President of Animal Kingdom
Premium Member
Original Poster
I think there's a "significant"...be it 5% or 55% of the viewing audience that seems raving mad about this...it's really tough to quantify...

No, it's not tough to quantify. Two firms did a scientific sampled polling of people who've seen TLJ and they agree on the numbers. Only 20% didn't like the movie.

Stop being purposely obtuse. You know this information already and yet you spin it as 5-55%. That's just pure idiocy.
 

Sirwalterraleigh

Premium Member
No, it's not tough to quantify. Two firms did a scientific sampled polling of people who've seen TLJ and they agree on the numbers. Only 20% didn't like the movie.

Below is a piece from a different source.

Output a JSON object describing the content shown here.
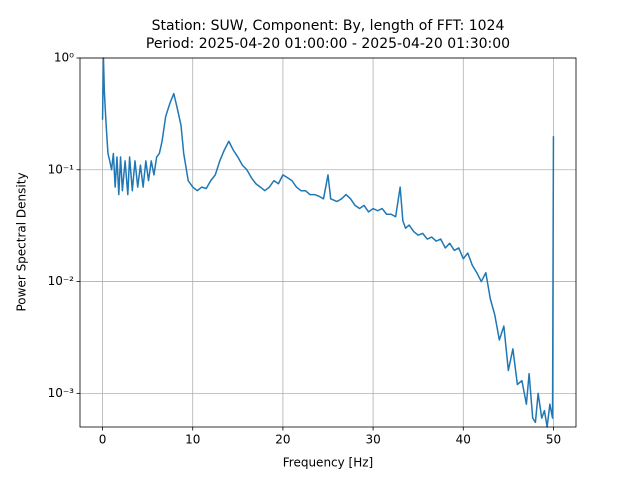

Stop being purposely obtuse. You know this information already and yet you spin it as 5-55%. That's just pure idiocy.

Provide the link and I'll look at it.

You throw a lot of name calling around without really venturing much of an opinion. That's "obtuse" to me...just bring it, occasionally...
 

Sirwalterraleigh

Premium Member
...no, kids don’t have money to spend, Their parents do.
There aren’t many kids right now who don’t have Star Wars merchandise at the top of their lists. Whether it’s the DVDs, school supplies, room decor, wall art, Christmas gifts, birthday gifts, clothing, pajamas, costumes, etc.
This movie won’t put any noticeable dent in that.. even if a portion of the older “Star Wars Geeks” didn’t approve of the movie.

You are going down the hole on this one...this was the prequel defense. Of course kids buy Star Wars stuff and parents do it to shut them up...but Star Wars legend grew from 85-2000 through those useless geeks...

And there was a bit of decline from 2005-2015 as well...part of that was tempered by the idea disney Had thrown Lucas out...

We don't agree...and there's nothing wrong with that...but it's completely unreasonable to shout me down and dismiss what I'm saying in the longterm...

My theory may not be right...but they are not invalid or unreasonable.

If I didn't know better...I'd say this is the standard "disney does no wrong" defense creeping in...and I don't want to consider that.